Un porte-voix... doté d'une


© Coll. musée national du Sport, Paris. N°inv. 64.2.1

Faire entendre les commentaires d'une manifestation sportive dans le brouhaha ambiant...
Avant la première guerre mondiale, les "aboyeurs" des réunions de lutte ou de boxe utilisaient souvent des entonnoirs en cuivre pesants, mais courts, pour amplifier leurs voix.
Entre les deux guerres, Georges Berretrot eut l'idée de fabriquer des porte-voix en aluminium, plus légers et plus longs, bénéficiant ainsi d'une surface... à vendre à ceux que l'on n'appelait pas encore les "sponsors" : "Au grand air sports", magasins de vêtements et accessoires sportifs, fut sensible à cette trouvaille...
Pendant près de 40 ans, Berretrot, "aboyeur" inséparable de toutes les réunions cyclistes (au Vel d'Hiv' et au Palais des Sports), excellait à susciter l'octroi de primes, notamment lors des "Six Jours".
En 1964, sa veuve fit don au Musée national du Sport de plusieurs objets de ce type, témoins d'une époque... avant la sonorisation.
Longueur : 1,20 m. Diam : 50 cm. - 2 kg.

Raquette d'Henri Cochet, finaliste de la Coupe Davis de 1927


© Coll. musée national du Sport, Paris. N°inv. MS 6982

Lors du Challenge-round de 1927 et après une lutte acharnée contre l'américain William Johnston alias Little Big, le lyonnais Henri Cochet dit le Magicien donne le point décisif à la France et lui offre ainsi sa première « coupe Davis ». Avec ses compagnons, René Lacoste alias le Crocodile, Jean Borotra alias le Basque bondissant et Jacques Brugnon alias Toto, Henri Cochet formaient ceux qu'on appelait les quatre mousquetaires. La force d'Henri Cochet résidait dans un bon de jeu de jambes, une excellente volée, et de surcroît une vision supérieure à la moyenne. Armé de sa raquette, il frappait des smashes puissants malgré sa petite taille (1m70). La courte préparation de son coup droit lui permettait de varier les effets et de masquer ses coupes. Donnée au musée par le journal sportif L'Equipe en 1978, la raquette faisait partie de la vitrine « mythique » du quotidien, dans ses locaux historiques du 10 de la rue du Faubourg Montmartre.

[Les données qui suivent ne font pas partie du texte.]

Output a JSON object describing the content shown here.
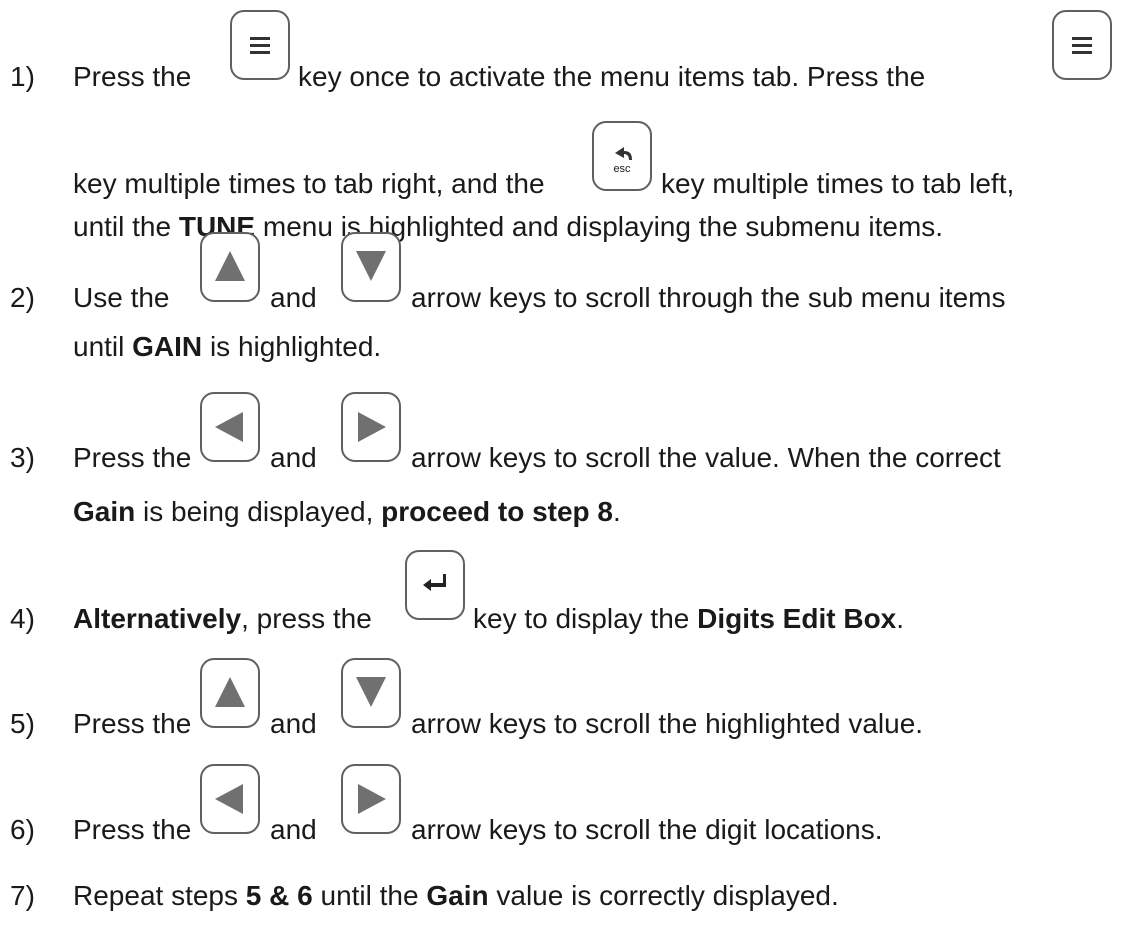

Le blouson de l'équipage du Défi français


© Coll. musée national du Sport, Paris. Photo G.Poncet, N°inv. 2002.92.1

La Waikato Jacket, pièce de référence de l'équipementier MURPHY & NYE, fait l'objet d'une perpétuelle mise à jour technique depuis 1992, afin d'offrir un confort maximum. La version réalisée pour « Le DEFI AREVA » est en BBX8 (matière composée de fils de Cordura 180 traités en polimer. Ce blouson anti-transpirant détient des performances exceptionnelles au niveau de l'imperméabilité. Avec sa fermeture éclair, sa protection anti-vent, ses poignées velcro réglables et ses poches sécurisées, il est parfaitement étanche.
L'équipage du Défi français engagé dans la Coupe Louis Vuitton (qualificative pour l'America's Cup) a pu apprécier cette technologie. Parrainé par AREVA, leader mondial de l'énergie nucléaire et de la connectique, l'équipe du Class America tricolore s'est hissée (lors des régates disputées à l'automne 2002 dans la baie d'Auckland/Nouvelle-Zélande) jusqu'en quart de finale de cette prestigieuse compétition. Ils ont rendu les armes face au Suédois de Victory Challenge.
Ce blouson de haute compétition vient d'être offert par le AREVA au musée national du Sport.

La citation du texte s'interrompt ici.